Tungsten contamination — tungsten inclusions in the weld deposit — typically occurs when the tungsten electrode contacts the weld pool or the filler rod. Maintain arc length at approximately equal to the tungsten electrode diameter: too short causes dip, too long causes arc wander. On DCEN, a pointed tungsten tip provides the tightest arc focus and lowest contamination risk. If contamination occurs, stop welding immediately: the contaminated tungsten must be re-ground or fractured and a clean tip re-established, and the weld zone must be inspected for inclusions. On AC aluminum welding, a small balled tip is normal and expected — the balling stabilizes the AC arc. A ball larger than 1.5× the electrode diameter indicates the tungsten is undersized for the amperage; increase tungsten diameter or reduce amperage.

What shielding gas is correct for TIG welding stainless steel?

100% argon is the standard shielding gas for TIG welding stainless steel. Some specifications call for helium additions (25–75% He balanced with Ar) to increase heat input and improve fusion on heavier sections. CO₂ or oxygen additions are avoided — even small amounts attack chromium and degrade the corrosion resistance of stainless. For pipe root passes on stainless, back-purging with 100% argon is critical: atmospheric oxygen on the inside of the pipe oxidizes the root and creates sugaring (granular, oxidized metal) that weakens the joint and can be a corrosion initiation site.

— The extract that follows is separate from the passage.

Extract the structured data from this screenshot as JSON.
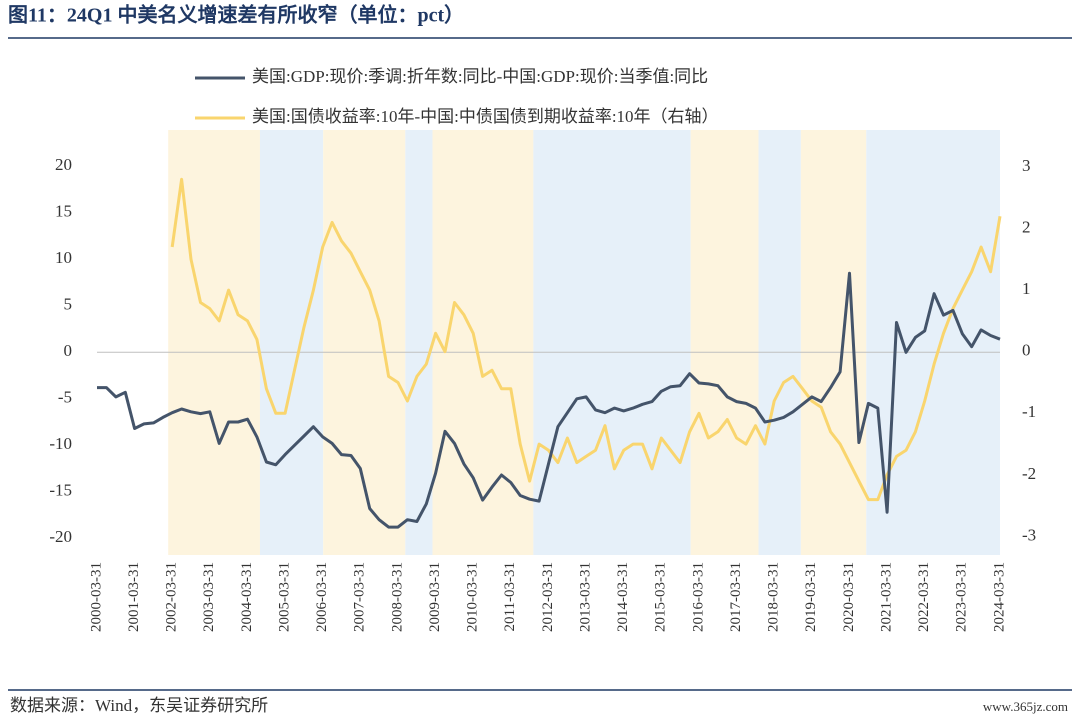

Back-purge flow rate, oxygen content at the root, and purge duration are all procedurally controlled on code-quality stainless work.

What diameter TIG rod should I use for root passes on stainless pipe?

For stainless pipe root passes, 1/16 in. (1.6 mm) ER308L or ER316L is the standard choice regardless of pipe wall thickness. The root pass is a single thin bead — smaller rod diameter gives better puddle control in the keyhole technique (full-penetration open root) and reduces the risk of incomplete fusion at the root. Travel speed, arc length, and heat input are the critical variables in root pass TIG; rod diameter matters less than rod feed rate and consistency. For fill and cap passes on heavier wall pipe, step up to 3/32 in. to increase deposition rate.

Is TIG welding stronger than MIG welding?

Weld strength is a function of the filler metal's mechanical properties and the soundness of the joint — not the process name. A properly made MIG weld with ER70S-6 and a properly made TIG weld with ER70S-2 both produce weld metal with tensile strength exceeding 70 ksi, which exceeds common mild steel base metal. TIG's advantage is joint quality: lower spatter, better fusion control, less porosity risk, and the ability to weld exotic alloys that MIG cannot handle. In structurally critical applications where radiographic inspection is specified, TIG root passes are preferred because the process allows the welder to visually inspect the puddle and keyhole from above as the weld progresses, making complete-penetration roots more achievable than with MIG.